How Accountants Can Serve in Non-Profits
There isn’t a one-size-fits-all CPA career path in non-profit sectors. A CPA can build a career out of working for a variety of non-profits or in a more private capacity working for one. If a CPA is working in a more advisory way, responsibilities might include helping a non-profit set up its budget, preparing financial reports, or assistance with any tax issues that might arise.
Depending on the size of the non-profit, there may be one or several positions above that of an entry-level accountant. In that case, a new hire would likely report to a Senior Accountant and may be responsible for handling detailed assignments such as receivables, payables, property, and payroll. Responsibilities may also include managing the general ledger and preparing and reviewing financial statements and reports.
As time passes at a bigger non-profit, CPAs may be able to rise in the ranks to advise newer employees. At higher levels, accountants at non-profits may also be tasked with developing special reports and running analyses of financial data. More senior accountants may also be in charge of internal audits. This includes tests of accounting and internal control systems and can mean the regular testing of document approval through statistical samples, using specially developed tests to expose defalcations and other means of operational testing that might inform recommendations for future profit improvement and company health.

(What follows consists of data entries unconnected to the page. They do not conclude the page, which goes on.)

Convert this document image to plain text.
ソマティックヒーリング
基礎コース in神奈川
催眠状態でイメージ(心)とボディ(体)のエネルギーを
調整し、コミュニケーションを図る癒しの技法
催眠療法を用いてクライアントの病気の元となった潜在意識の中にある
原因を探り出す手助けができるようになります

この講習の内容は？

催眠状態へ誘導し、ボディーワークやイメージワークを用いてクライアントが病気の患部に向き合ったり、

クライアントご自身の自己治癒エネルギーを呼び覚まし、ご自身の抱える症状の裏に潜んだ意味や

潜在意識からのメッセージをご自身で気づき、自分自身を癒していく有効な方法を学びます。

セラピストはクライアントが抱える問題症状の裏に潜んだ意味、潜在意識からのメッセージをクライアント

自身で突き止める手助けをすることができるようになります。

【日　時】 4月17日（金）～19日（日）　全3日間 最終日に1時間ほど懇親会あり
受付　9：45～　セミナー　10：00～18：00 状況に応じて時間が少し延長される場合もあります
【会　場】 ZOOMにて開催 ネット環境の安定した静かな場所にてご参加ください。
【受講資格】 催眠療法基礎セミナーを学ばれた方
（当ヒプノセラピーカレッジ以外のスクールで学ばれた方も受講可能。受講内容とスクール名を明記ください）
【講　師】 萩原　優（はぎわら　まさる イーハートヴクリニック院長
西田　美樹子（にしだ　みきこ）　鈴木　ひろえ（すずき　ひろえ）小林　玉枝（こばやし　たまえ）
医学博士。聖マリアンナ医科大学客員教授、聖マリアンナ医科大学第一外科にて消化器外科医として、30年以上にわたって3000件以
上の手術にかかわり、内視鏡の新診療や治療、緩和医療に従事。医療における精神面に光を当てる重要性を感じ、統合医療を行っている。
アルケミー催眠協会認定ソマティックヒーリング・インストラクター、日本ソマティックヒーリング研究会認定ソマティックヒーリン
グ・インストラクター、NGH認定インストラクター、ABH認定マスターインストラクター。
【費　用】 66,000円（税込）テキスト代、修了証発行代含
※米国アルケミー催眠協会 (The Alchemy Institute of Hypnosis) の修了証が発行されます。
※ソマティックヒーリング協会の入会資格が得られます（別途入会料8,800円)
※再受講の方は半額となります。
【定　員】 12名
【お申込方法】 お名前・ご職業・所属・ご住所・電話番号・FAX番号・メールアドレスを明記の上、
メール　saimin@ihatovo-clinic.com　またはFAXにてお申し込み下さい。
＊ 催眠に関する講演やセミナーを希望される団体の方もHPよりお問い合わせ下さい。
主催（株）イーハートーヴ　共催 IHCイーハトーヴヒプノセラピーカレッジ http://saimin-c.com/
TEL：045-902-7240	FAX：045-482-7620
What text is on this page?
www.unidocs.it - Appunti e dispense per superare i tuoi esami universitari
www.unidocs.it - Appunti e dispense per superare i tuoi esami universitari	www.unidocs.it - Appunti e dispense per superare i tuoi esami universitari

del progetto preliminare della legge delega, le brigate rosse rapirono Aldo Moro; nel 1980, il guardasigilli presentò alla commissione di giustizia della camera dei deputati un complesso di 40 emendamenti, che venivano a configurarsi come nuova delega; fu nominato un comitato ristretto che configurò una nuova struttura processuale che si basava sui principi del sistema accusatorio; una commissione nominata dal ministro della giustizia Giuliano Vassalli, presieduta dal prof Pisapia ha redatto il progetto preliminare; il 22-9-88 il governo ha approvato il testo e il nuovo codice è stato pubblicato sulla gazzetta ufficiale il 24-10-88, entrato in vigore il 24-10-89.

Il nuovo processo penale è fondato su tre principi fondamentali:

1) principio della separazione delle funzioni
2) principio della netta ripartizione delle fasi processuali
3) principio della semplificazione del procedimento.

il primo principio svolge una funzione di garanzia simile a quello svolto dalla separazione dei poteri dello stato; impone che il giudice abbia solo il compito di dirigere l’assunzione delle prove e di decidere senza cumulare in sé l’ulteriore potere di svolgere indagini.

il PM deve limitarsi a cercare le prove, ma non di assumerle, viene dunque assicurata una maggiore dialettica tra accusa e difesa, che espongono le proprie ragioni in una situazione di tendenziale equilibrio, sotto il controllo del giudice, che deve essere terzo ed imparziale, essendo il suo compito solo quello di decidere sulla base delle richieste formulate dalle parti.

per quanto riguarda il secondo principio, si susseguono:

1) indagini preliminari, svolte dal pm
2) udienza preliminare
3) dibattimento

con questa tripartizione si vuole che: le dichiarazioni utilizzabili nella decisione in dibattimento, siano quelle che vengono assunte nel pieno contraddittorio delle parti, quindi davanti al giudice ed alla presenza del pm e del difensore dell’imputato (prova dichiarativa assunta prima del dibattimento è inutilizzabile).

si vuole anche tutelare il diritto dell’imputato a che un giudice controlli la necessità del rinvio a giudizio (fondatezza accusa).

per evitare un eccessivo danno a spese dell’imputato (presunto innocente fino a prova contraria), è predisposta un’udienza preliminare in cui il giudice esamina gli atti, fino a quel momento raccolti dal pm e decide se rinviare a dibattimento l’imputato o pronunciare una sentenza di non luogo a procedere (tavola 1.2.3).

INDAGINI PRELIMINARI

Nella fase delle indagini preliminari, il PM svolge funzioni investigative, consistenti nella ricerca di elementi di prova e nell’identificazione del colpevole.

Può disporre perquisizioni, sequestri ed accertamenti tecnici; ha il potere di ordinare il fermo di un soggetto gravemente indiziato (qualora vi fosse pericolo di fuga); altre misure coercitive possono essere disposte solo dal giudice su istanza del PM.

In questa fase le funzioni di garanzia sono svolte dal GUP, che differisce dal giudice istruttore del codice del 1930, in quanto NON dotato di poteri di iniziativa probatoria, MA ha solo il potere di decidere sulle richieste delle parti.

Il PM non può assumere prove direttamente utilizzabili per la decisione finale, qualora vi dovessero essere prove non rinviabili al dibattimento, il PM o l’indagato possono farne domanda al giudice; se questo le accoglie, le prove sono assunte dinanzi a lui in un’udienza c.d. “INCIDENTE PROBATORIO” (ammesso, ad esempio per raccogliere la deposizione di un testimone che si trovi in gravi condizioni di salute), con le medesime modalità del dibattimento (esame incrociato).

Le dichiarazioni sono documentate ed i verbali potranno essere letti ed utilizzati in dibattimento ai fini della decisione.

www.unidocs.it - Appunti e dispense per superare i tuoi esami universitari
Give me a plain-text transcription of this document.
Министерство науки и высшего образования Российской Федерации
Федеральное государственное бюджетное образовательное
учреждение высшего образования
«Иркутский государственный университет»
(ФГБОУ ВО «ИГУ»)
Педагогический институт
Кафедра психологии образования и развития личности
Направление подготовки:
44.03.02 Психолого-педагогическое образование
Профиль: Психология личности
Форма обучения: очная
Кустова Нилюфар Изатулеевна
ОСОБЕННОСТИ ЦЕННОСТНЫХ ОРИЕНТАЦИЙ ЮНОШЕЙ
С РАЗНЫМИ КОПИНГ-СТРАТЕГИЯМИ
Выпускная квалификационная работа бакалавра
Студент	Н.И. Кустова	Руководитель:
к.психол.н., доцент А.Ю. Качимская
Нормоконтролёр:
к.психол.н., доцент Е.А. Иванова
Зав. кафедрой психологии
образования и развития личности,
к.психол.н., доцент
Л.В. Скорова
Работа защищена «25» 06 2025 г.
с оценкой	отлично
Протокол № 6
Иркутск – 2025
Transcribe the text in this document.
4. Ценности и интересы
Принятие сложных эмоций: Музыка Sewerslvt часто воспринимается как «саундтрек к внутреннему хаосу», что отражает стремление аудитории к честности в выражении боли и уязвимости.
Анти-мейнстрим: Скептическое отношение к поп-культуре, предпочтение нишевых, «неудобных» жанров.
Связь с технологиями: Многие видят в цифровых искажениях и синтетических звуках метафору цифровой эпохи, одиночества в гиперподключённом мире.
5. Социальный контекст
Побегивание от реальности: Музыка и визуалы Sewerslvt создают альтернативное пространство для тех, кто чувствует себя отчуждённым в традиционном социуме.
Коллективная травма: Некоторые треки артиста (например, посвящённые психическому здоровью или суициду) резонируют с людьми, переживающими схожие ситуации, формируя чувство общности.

Higher-level jobs an accountant might have in the non-profit sector include a controller and Chief Financial Officer (CFO). A controller is essentially the Chief Accounting Executive in charge of the management of all lower-level accounting personnel. The CFO works with the other heads of the company and advises on issues regarding financial stability and liquidity and financial reporting and may also be responsible for maintaining relationships the company has with financial institutions.